In der Süddeutschen ist heute auf Seite 3 ein ganzseitiger Artikel, demzufolge Hubert Aiwanger, der stellvertretende bayerische Ministerpräsident, als Jugendlicher ein antisemitisches Flugblatt mit absolut unakzeptablem Inhalt verbreitet haben soll. So etwas ist auch mit „Jugendsünde“ nicht einfach wegzuwischen.
Das Flugblatt ist in der Süddeutschen als Faksimile abgedruckt. Es enthält keinen Autorennamen. Dass es von Aiwanger sei, beruht auf Aussagen von Personen aus Aiwangers damaligem Umfeld. Aiwanger bestreitet die Vorwürfe und er droht mit juristischen Konsequenzen. Der Vorgang erinnert ein wenig an Weidels Mails 2013 mit den „Schweinen“ von der Bundesregierung, die nur als „Marionetten der Siegermächte“ agieren würden. Auch Weidel hatte der WELT, die darüber berichtet hat, damals mit dem Anwalt gedroht. Sie hat es nicht gemacht und heute würde man von Weidel auch gar keine anderen Sprüche mehr erwarten.

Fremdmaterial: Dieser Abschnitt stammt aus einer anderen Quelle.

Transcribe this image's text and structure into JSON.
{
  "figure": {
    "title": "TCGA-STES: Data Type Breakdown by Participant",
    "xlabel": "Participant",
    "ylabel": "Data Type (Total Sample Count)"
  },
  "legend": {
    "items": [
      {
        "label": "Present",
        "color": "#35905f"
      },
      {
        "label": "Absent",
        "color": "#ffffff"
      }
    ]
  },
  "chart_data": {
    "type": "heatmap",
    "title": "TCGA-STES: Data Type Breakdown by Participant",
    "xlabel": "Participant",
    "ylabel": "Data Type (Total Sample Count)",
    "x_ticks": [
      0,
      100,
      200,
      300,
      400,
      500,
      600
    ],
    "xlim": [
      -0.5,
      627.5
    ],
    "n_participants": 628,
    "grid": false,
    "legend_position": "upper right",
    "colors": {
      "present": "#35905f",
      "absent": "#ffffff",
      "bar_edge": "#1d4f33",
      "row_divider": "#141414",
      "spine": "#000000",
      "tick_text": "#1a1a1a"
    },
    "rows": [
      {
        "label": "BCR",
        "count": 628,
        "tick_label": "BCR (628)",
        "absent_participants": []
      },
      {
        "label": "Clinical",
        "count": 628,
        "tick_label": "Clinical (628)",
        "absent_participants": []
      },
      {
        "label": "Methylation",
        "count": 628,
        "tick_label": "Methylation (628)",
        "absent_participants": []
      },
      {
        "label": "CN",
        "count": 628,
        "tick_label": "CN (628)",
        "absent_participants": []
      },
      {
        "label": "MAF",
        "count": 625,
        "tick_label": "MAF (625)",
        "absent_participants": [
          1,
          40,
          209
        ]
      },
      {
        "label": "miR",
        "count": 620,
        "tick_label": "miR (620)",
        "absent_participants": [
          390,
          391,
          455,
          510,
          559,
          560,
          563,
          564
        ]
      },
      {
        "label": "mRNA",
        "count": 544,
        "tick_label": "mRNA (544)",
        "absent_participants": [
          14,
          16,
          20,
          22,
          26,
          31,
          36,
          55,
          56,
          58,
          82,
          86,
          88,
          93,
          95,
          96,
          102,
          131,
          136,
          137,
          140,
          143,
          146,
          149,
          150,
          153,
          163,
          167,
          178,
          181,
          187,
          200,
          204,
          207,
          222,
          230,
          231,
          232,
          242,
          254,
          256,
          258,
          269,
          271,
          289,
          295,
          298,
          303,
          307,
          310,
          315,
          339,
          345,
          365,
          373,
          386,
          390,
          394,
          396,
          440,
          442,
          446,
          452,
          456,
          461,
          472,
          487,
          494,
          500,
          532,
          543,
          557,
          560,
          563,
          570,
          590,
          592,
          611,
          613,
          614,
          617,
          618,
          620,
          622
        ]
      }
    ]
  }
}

Diesen Weg will Aiwanger hoffentlich nicht gehen. Er muss sich aber glaubhaft vom Inhalt dieses Faltblatts distanzieren, sei es, dass er die gegen ihn in der Süddeutschen vorgebrachten Indizien für seine Urheberschaft wirklich entkräften kann, sei es, dass er sich zu seiner „Jugendsünde“ bekennt, aber überzeugend darlegt, warum er damals als Jugendlicher derart ekelhaften Müll geschrieben hat und was ihn in den folgenden Jahren wieder zu einem „normalen“ krachledernen Niederbayern hat werden lassen. Allein „juristische Schritte“ können ihn moralisch nicht sauberwaschen. So wenig wie die naheliegende Vermutung, dass die alte Geschichte nicht zufällig im Wahlkampf mit besten Aussichten für die Freien Wähler ausgegraben wurde.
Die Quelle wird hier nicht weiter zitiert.